We collaborated in the documentation and presentation of his Sicilian-language poetry and his wire tableaux in a published article, a book, and several exhibitions. The links below lead to various representations of his work. (His self-professed masterpiece, “St. George and the Dragon” is now in the permanent collection of the Fenimore Art Museum, Cooperstown, New York.) He helped my fledgling career more than I impacted his life.
That he shared parts of his life and his artistry with me is a gift I will always treasure. I visited him frequently in the basement kitchen of his Gravesend, Brooklyn home. I knew his late wife, Virginia, his children, his grandchildren, and even his great-grand children. My wife and I stayed with him in Castellammare del Golfo (Trapani province) during our 1985 trip and he showed us Scopello where he set off for the tonnara, or tuna fishing. I still have the olive branch basket he wove during our stay in Sicily.

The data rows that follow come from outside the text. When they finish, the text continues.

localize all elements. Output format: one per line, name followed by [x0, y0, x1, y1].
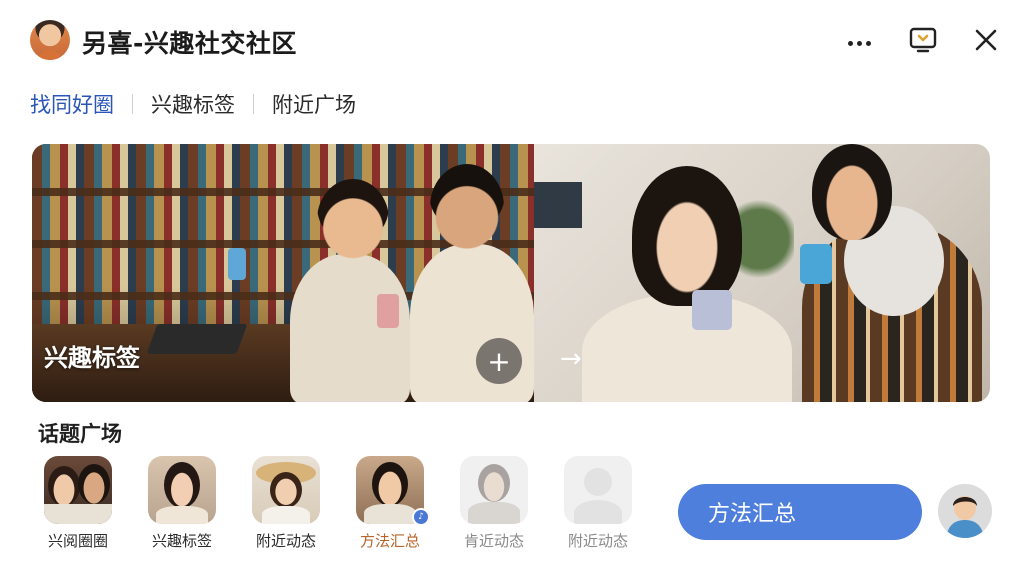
hero-label: 兴趣标签 — [44, 344, 140, 372]
topic-thumbnail — [564, 456, 632, 524]
person-body — [410, 244, 534, 402]
phone — [377, 294, 399, 328]
topic-list: 兴阅圈圈 兴趣标签 附近动态 ♪ 方法汇总 肯近动态 附近动态 — [40, 456, 640, 556]
screen-icon — [909, 27, 937, 53]
music-note-icon: ♪ — [412, 508, 430, 526]
topic-thumbnail — [148, 456, 216, 524]
laptop — [146, 324, 248, 354]
section-title-topics: 话题广场 — [38, 422, 122, 446]
topic-label: 附近动态 — [567, 532, 628, 550]
topic-thumbnail — [44, 456, 112, 524]
tab-nearby-square[interactable]: 附近广场 — [272, 89, 356, 119]
more-icon — [846, 31, 873, 50]
app-title: 另喜-兴趣社交社区 — [82, 29, 297, 58]
topic-label: 肯近动态 — [463, 532, 524, 550]
phone — [228, 248, 246, 280]
person-head — [812, 144, 892, 240]
person-head — [430, 164, 504, 250]
screen-button[interactable] — [905, 22, 941, 58]
hero-image-couple — [534, 144, 990, 402]
tab-divider — [132, 94, 133, 114]
person-head — [632, 166, 742, 306]
close-icon — [975, 29, 997, 51]
topic-thumbnail — [460, 456, 528, 524]
topic-label: 附近动态 — [255, 532, 316, 550]
phone — [800, 244, 832, 284]
topic-label: 兴阅圈圈 — [47, 532, 108, 550]
avatar[interactable] — [938, 484, 992, 538]
topic-thumbnail — [252, 456, 320, 524]
user-avatar-illustration — [938, 484, 992, 538]
topic-label: 兴趣标签 — [151, 532, 212, 550]
plus-icon[interactable]: + — [476, 338, 522, 384]
person-head — [317, 179, 389, 261]
arrow-right-icon[interactable]: → — [560, 344, 582, 374]
phone — [692, 290, 732, 330]
nav-tabs: 找同好圈 兴趣标签 附近广场 — [30, 88, 356, 120]
more-button[interactable] — [841, 22, 877, 58]
app-avatar[interactable] — [30, 20, 70, 60]
topic-label: 方法汇总 — [359, 532, 420, 550]
wall-frame — [534, 182, 582, 228]
tab-divider — [253, 94, 254, 114]
tab-find-friends[interactable]: 找同好圈 — [30, 89, 114, 119]
close-button[interactable] — [968, 22, 1004, 58]
person-body — [290, 254, 410, 402]
app-header: 另喜-兴趣社交社区 — [0, 0, 1024, 80]
tab-interest-tags[interactable]: 兴趣标签 — [151, 89, 235, 119]
person-body — [582, 294, 792, 402]
cta-button[interactable]: 方法汇总 — [678, 484, 922, 540]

On the tenth anniversary of his death, Arba Sicula is republishing Vincenzo’s bilingual collection, Malidittu la lingua/Damned Language (1990), that Anna L. Chairetakis (now Anna Lomax Wood) and I edited. The book will contain a CD of Vincenzo reciting his poetry. In addition, my article “Locating Memory: Longing, Place, and Autobiography in Vincenzo Ancona’s Sicilian Poetry” will appear this year in the book Italian Folk: Vernacular Culture in Italian-American Lives (Fordham University Press). Vincenzo Ancona lives on through the many gifts he left us.